Reaction times analysis with Mixed Models


I want to use Mixed Models for interpreting reaction times, instead of ANOVA repeated measures with the mean for each subject/condition.

I have several subjects, condition (2 levels) and time delay (6 levels). Each subject obtained 20 reactions times (RTs) for each time delay in the two condition.

Could someone explain to me how to analize the data using Mixed Model, thus using each reaction times for the analysis, and not only the mean per condition as we usually do with classical ANOVA?

I both SPSS or Jamovi, not programming software like R beacuase I have no experience with it.

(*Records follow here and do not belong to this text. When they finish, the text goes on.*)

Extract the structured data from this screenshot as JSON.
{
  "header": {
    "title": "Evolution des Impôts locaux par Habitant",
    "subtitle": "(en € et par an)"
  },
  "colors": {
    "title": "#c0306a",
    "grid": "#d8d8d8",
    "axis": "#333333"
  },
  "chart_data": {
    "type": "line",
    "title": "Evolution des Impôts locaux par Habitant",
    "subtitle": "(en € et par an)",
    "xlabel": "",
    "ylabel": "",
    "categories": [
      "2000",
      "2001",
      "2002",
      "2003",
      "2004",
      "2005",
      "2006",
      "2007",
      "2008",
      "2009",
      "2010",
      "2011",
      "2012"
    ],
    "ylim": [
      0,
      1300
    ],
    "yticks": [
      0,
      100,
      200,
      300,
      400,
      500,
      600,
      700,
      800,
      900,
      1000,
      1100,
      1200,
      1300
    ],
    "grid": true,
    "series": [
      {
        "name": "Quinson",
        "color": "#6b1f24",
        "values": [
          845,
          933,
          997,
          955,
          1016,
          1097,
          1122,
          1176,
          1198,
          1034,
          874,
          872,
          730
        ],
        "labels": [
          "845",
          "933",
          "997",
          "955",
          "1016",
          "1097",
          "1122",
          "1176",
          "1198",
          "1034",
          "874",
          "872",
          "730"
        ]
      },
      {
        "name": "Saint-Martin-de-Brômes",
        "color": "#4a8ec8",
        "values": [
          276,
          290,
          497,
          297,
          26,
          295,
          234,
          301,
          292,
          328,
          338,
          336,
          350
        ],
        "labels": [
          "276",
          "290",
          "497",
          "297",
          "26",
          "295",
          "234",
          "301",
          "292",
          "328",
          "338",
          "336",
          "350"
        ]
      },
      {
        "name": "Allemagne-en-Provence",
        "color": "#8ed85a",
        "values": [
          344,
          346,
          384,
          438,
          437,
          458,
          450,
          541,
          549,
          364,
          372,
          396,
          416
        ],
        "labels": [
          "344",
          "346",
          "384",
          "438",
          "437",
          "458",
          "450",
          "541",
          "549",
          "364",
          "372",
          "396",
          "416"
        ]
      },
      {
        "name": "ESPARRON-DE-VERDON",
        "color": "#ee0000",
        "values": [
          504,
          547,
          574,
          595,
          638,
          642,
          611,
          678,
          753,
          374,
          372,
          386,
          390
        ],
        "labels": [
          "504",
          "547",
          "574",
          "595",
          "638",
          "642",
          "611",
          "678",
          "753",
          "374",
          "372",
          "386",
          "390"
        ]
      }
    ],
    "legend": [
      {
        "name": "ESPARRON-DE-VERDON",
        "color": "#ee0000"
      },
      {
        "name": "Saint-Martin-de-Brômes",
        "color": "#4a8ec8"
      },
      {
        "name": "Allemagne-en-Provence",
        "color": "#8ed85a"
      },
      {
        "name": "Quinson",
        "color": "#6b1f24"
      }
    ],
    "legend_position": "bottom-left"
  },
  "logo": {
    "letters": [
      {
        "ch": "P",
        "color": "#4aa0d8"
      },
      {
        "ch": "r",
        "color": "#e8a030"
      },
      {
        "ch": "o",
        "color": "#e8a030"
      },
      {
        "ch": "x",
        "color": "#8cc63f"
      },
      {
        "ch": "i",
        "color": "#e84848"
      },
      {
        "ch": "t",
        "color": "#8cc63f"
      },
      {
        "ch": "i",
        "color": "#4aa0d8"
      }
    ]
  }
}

Less is more. Stay pure. Stay poor.
It is usually pretty straight forward. Things to consider that deviate the approach is time vary confounding or cross-level interactions, otherwise you select your outcome and covariates like normal regression and list your clustering (grouping variable, e.g., persons ID). Next you also list whether any of the terms (covariates) are at the individual grouping level. I haven't used SPSS for this, but I bet they have some resources. Multilevel models are definitely preferred over repeated measures ANOVA.
I would guess that reaction times would be a skewed distribution. So maybe a gamma distribution fits. Or maybe a lognormal distribution. Maybe they don't have that on the standard software. Then try to take the logarithm (so that data transforms from the lognormal to the normal distribution).


Less is more. Stay pure. Stay poor.
Good point @GretaGarbo about still needing to meet model assumptions. Side note, when you recommended the gamma distribution to me last month, I searched around on the topic it seemed like quite a lot of people said they preferred lognormal distribution over it. I believe it was since they both get you to about the same place, but lognormal is more interpretable - I think that is a general comment I saw. I am sure this is one of those if I could recall how all of the distributions are related, I could better articulate and provide insight.